In the early 19th century, the dock was considered too small for the growing size of shipping using the port; the quays were too narrow; the city's sewage polluted the dock's water; and the narrow wooden drawbridge across its entrance channel caused traffic jams. Sentiment saved the Old Dock for 20 years, but the Old Dock closed on 31 August 1826 and was filled in. Liverpool’s fourth Custom House, designed by John Foster, was built on the site between 1828 and 1837, and was demolished after severe bomb damage during the Battle of Britain (World War II).

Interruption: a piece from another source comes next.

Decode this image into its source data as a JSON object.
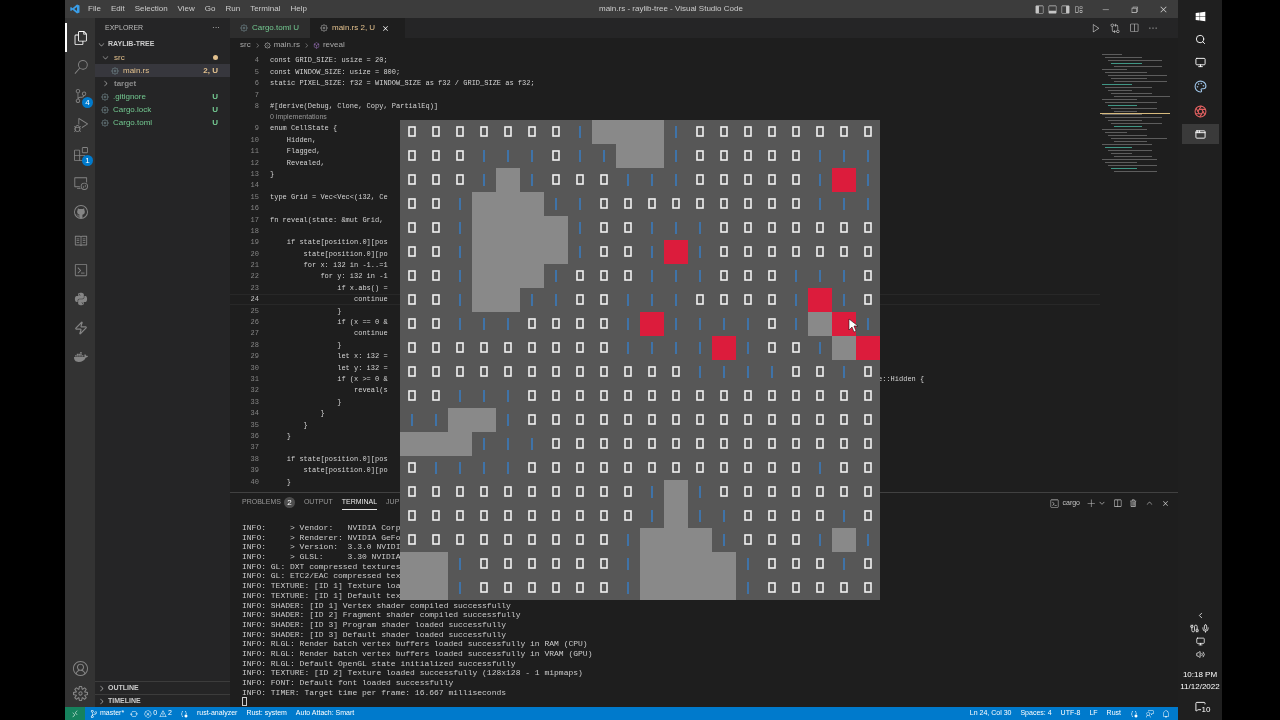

In 1999 an office block on the site, Steers House, was demolished, and the resulting waste ground was used as an NCP car park until 2004, when the site was incorporated into the Liverpool One shopping development. A water feature has been built on the site of Old Dock to commemorate its history. A portion of the dock wall is exposed in the basement of the new development, and can be viewed from the pavement above through a viewing window in the ground. The excavated site was opened to the public in May 2010. Tours of the Old Dock are currently operated by National Museums Liverpool on a weekly basis.

==Media==
The excavation of the dock featured in a Time Team Special episode, first broadcast on Channel 4 on Monday 21 April 2008.

==Old Dock Sill==
The level of the sill of its entrance is used in and around Liverpool as a height datum called Old Dock Sill or ODS.